Marie Colvin’s dedication to her work, her gruff but genuine empathy with those suffering in wartime, is beautifully portrayed in the film’s final act, which shows Colvin’s last assignment covering the siege at Homs, Syria, which she approached secretly by motorcycle despite foreign journalists being barred from the area. She provided coverage of the suffering of civilians trapped in abandoned buildings, but delayed her departure in order to provide live footage and live interviews with media, causing something of a stir by bluntly stating what her evidence had made clear: that official descriptions of the situation were a lie, that the government, not unknown ‘terrorists,’ was purposely attacking civilians. Some of the actual original broadcast by American news station CNN is used for the scene, to excellent effect. Having transmitted images of the wounded and starving, Colvin finally agreed to be evacuated, but too late.

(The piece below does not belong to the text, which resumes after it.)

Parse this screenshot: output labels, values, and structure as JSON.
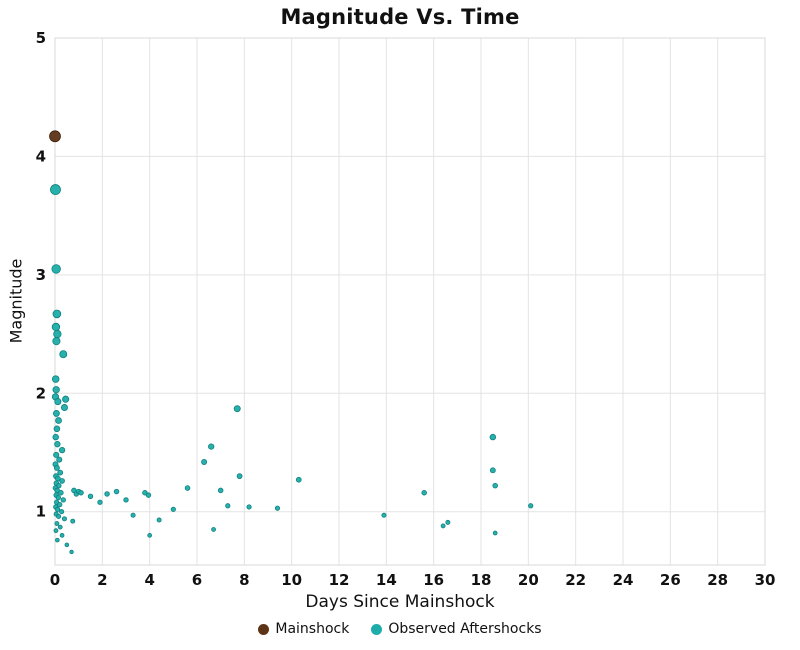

The film makes some difficult choices: much of Marie Colvin’s personal life is glossed over or omitted, allowing her work to stand alone. The script avoids using either PTSD and physical injuries, or personal tragedies, to round out the story or the character. As a result, some may find the film, and Colvin herself, a little one-dimensional and devoid of interest. However, her tough, unique personality comes across clearly enough between the lines; and the decision to make her reporting the real story seems sound, given that her life revolved around it. It is a story that is especially valuable
For further viewing…
Girls of the Sun, a 2018 drama by French director Eva Husson, tells the story of an all-female Kurdish battalion. A central character, journalist Mathilde, is directly based on Marie Colvin.
Colvin is featured in a 2005 documentary, Bearing Witness, which covers five women reporters working in Iraq covering the Gulf War.